Building an economic case for CCS on WtE sites
With a budget of $43 million already on the table for the next phase, it is clear that the government expects to bankroll a substantial proportion of the final bill for developing large-scale CCS at Klemetsrud and elsewhere.
But while this government-backed venture will likely see these projects developed, Stuen emphasises the need for a long-term economic strategy for CCS from energy to waste plants: “All the industrial players are stressing the point that there must be value chain for the CO2 up and functioning when this project is operational in 2022. They must have a value chain that functions all the way from the capture to the transport to the storage and they must be very clear how it’s going to be paid for and who is going to pay for it.”
“That’s a work in progress,” he adds.
But he also sounds a note of optimism when it comes to waste to energy in a carbon constrained world. “Waste will always be there. I really don’t think we will have a zero waste community, we have to take things out of the cycle. If it’s too polluted or too dirty or if it has toxic things, then waste to energy is maybe one of the best final things than you can have, it’s much better than landfill. We will always have a waste to energy need or a waste incineration need in Europe and the rest of the world if we’re going to stop doing landfill.”

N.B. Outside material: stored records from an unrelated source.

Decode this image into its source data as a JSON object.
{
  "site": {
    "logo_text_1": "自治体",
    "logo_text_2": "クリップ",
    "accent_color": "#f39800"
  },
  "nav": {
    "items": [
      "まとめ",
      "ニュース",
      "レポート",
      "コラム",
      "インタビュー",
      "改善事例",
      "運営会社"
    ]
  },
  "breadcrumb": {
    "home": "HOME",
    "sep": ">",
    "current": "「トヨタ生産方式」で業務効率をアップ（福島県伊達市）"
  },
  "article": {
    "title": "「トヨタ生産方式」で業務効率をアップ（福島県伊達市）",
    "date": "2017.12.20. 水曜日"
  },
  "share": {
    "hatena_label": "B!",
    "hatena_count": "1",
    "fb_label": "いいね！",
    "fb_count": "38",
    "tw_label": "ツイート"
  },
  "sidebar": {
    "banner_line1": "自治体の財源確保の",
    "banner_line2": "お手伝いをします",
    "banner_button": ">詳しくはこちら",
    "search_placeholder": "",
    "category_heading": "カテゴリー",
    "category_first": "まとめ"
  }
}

He adds: “I don’t think that carbon capture from landfill will be large, but I think carbon capture from waste to energy should be, maybe in 15 years’ time, the standard solution. Our hope for the world is that this is going to lay down a challenge for the industry.”
And, considering the ultimate aim of this giant CCS venture, Stuen observes: “If you look at power generation, carbon and oil will in one way or another disappear, there will be renewables, we’ll exchange energy production, but waste, cement and fertiliser, these are all processes we need to run to be able to live on this earth.”